On the issue of severity, you have this problem of potential negative consequences that might follow from the internalization of influence operations. You end up with much higher odds of having somebody take that information and act badly.
And then you have the issue of impact where, because of the nature of the information environment that we live in, people turn to social media platforms with increasing frequency to get their news and that forms the bedrock of all of their subsequent political decisions. And so you have a polluted online information environment essentially having severe political and economic and social consequences.
So, the current information environment is a real and persistent threat and probably a growing threat to liberal democratic governance. And so, if that is the case, what we need to do is focus on ways in which we can potentially fix the sort of deficits in our information environment. And there are at least three ways in which we could potentially do this.

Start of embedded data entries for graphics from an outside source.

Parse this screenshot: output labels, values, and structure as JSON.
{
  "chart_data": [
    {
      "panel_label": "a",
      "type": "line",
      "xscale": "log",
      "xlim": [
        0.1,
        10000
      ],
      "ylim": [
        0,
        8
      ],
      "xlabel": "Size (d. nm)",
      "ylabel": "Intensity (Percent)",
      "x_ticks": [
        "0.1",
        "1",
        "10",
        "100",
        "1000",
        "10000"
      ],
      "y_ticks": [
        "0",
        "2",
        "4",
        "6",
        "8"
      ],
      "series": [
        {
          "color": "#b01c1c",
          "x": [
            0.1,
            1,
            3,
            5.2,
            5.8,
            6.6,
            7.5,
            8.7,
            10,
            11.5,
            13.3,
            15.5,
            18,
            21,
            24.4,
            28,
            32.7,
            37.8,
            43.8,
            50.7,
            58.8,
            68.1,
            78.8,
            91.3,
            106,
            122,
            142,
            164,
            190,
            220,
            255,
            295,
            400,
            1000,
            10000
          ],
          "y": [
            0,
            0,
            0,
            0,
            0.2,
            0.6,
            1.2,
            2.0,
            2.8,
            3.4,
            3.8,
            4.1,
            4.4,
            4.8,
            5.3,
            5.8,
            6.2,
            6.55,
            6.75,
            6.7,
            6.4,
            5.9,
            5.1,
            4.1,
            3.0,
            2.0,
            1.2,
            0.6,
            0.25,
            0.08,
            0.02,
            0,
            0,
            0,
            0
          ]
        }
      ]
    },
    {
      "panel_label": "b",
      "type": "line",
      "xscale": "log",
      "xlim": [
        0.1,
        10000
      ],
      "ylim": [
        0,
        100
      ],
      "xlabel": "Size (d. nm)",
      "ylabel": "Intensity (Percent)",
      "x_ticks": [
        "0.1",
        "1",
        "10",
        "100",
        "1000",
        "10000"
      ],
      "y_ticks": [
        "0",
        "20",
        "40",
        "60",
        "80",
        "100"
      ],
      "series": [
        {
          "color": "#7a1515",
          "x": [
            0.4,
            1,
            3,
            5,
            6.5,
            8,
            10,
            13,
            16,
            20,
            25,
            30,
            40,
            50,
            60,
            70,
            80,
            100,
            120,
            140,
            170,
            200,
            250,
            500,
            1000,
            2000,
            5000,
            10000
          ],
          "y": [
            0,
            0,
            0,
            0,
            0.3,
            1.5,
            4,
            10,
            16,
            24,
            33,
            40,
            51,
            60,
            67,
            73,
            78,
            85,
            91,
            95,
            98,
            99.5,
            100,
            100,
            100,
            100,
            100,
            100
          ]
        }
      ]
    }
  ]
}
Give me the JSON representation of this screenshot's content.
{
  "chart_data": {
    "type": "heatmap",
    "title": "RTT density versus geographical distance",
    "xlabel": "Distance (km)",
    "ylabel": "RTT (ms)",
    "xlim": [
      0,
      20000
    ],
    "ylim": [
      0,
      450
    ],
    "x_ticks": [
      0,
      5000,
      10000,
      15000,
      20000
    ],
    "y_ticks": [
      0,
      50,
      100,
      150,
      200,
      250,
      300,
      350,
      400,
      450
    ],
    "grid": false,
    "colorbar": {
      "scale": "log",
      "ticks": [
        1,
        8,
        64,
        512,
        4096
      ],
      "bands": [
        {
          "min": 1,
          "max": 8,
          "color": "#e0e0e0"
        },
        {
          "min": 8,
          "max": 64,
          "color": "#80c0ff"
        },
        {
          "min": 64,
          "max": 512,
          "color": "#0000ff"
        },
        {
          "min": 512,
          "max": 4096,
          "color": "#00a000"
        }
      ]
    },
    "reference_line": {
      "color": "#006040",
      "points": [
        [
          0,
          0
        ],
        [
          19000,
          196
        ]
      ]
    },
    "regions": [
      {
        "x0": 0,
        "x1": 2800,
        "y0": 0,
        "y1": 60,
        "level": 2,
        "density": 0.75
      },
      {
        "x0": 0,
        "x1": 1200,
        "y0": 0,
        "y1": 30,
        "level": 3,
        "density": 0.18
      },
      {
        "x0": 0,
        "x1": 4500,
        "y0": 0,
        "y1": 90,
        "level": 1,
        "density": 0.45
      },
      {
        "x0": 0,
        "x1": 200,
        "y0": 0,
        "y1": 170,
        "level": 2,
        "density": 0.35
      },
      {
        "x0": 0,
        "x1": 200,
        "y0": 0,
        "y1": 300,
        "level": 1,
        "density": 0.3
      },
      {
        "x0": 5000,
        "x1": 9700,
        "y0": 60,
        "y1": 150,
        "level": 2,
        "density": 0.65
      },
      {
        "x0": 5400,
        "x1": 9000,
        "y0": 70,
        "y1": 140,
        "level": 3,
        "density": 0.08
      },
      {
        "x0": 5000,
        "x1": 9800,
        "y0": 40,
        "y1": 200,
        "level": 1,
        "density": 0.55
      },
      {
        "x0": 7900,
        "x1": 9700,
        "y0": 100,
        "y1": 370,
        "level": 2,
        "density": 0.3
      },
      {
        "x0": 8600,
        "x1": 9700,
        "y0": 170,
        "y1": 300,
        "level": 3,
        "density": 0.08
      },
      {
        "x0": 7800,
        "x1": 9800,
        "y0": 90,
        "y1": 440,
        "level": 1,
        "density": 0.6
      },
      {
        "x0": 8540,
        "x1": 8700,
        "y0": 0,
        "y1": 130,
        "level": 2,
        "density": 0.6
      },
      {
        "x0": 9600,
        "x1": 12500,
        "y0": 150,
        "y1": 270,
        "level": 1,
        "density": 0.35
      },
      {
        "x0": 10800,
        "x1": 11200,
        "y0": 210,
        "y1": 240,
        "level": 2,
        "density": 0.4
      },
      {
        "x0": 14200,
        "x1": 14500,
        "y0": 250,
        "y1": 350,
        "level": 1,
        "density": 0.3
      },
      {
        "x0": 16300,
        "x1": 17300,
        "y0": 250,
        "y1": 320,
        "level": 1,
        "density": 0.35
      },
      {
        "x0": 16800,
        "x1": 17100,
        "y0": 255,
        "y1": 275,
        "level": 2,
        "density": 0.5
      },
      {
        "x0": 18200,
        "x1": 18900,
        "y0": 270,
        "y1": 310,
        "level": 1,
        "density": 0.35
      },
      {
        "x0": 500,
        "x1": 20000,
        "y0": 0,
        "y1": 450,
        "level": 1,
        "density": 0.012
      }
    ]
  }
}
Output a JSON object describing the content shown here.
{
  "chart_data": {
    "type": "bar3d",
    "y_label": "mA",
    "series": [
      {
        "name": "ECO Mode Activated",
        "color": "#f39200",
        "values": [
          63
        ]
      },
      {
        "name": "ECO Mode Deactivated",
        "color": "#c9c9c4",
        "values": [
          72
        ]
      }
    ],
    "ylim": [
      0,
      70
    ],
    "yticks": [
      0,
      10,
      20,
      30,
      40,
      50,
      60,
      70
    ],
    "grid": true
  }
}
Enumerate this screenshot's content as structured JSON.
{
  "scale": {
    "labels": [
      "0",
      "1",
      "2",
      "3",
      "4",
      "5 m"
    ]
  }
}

One is by dealing with issues of exposure — that if the problem of the current information environment is that we’re exposed to fake news, if you were to reduce exposure, you’re going to improve the environment. And so, you have to deal with the sources of that exposure, you know, troll farms in foreign countries that are producing this content, malicious foreign governments who are trying to capitalize upon open information environments in order to cause political disruption. And, in some ways, the platforms have to deal with some of the algorithmic sorting that they have going on, that’s pushing people down pathways towards increasing exposure to fake news content.
The second issue is to deal with people’s receptivity to fake news. And so, you could imagine having the social media platforms building in a function that would allow you to link from a particular story that you’re contemplating sharing or liking or consuming to fake news sites so that people could essentially get an easy shunt to fact-checking information.
And then, finally, you have the potential solution of counter narratives — that every story has a counter narrative to it. And there’s been some empirical investigation on the ways in which exposure to misleading content of some sort, when immediately paired with factual content, tends to reduce the believability of the misleading content.
So, ultimately, it’s going to be individuals, technology companies, media platforms and governments and they’re all going to have to work together in a way that preserves the free flow of information, preserves the trust and, ultimately, hopefully builds back some of the lost trust in this information ecosystem and that also preserves what we’re trying to protect — that we don’t want to start censoring information because to do so ultimately destroys the thing that we’re trying to protect at the end of the day.